World War II was the first war of “healing” in human history. Mistakes had been made, Germany had been allowed to slide into total social collapse. This produced a great social evil: Hitler and Nazi-ism. There was no way to heal this disease except by allowing massive “collateral damage.” In World War II consciousness was not yet even at the point where it had the concept of collateral damage. So we did Cologne, Hamburg, Dresden, etc. Crude, crude surgery.

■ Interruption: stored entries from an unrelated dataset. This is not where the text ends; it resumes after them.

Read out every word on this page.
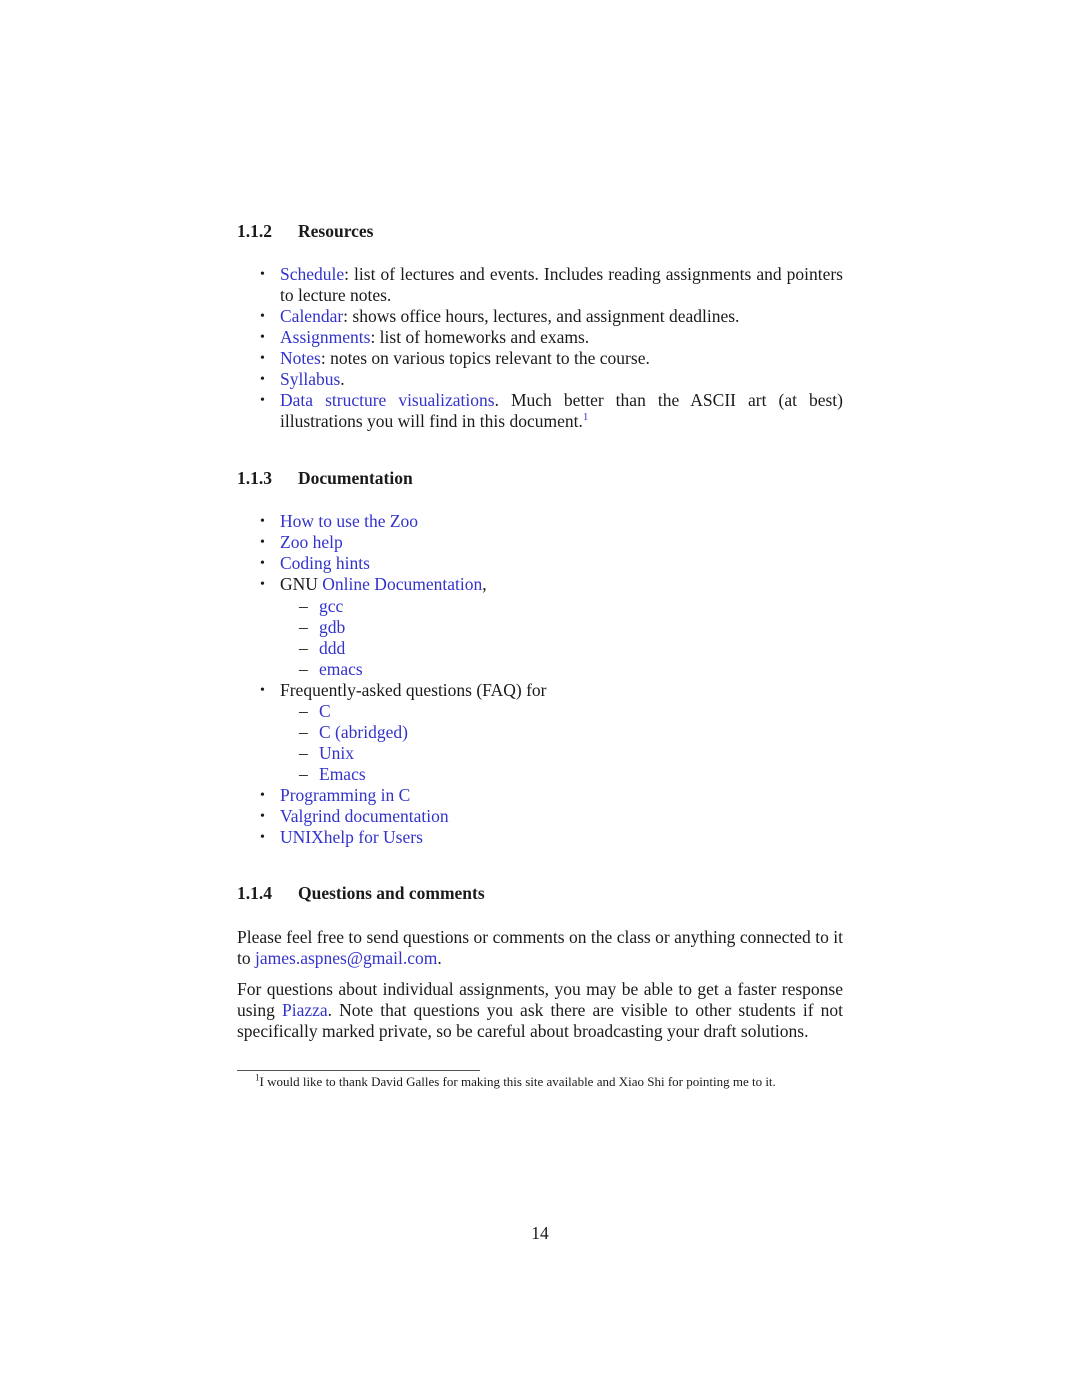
1.1.2 Resources
• Schedule: list of lectures and events. Includes reading assignments and pointers to lecture notes.
• Calendar: shows office hours, lectures, and assignment deadlines.
• Assignments: list of homeworks and exams.
• Notes: notes on various topics relevant to the course.
• Syllabus.
• Data structure visualizations. Much better than the ASCII art (at best) illustrations you will find in this document.$^1$
1.1.3 Documentation
• How to use the Zoo
• Zoo help
• Coding hints
• GNU Online Documentation,
– gcc
– gdb
– ddd
– emacs
• Frequently-asked questions (FAQ) for
– C
– C (abridged)
– Unix
– Emacs
• Programming in C
• Valgrind documentation
• UNIXhelp for Users
1.1.4 Questions and comments
Please feel free to send questions or comments on the class or anything connected to it to james.aspnes@gmail.com.
For questions about individual assignments, you may be able to get a faster response using Piazza. Note that questions you ask there are visible to other students if not specifically marked private, so be careful about broadcasting your draft solutions.
$^1$I would like to thank David Galles for making this site available and Xiao Shi for pointing me to it.
14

So, during my convalescence in the i.c.u. I had plenty of time to meditate on the nature of collateral damage. Because, that is exactly what a cardiothoracic surgeon does. In order to heal the disease, he drops bombs on your thorax. And there appear to be degrees of sensitivity in doing this. Merav is a dedicated collateral damage minimizer. That’s why I woke up without any pain. Dr. Votapka, who I really liked, seemed less concerned about it. Votapka, I should note, was only 38 years old when he operated on me. He clearly had a mind like a steel trap and the hands of a safe-cracker. And his bedside manner was wonderful. But maybe in sensitivity he was more like the bombers of World War II than the bombers of the present war in Iraq.
So, now I have a heart that is good for another 20 years, and a new set of lessons in trauma treatment. I am anxious to get back to work.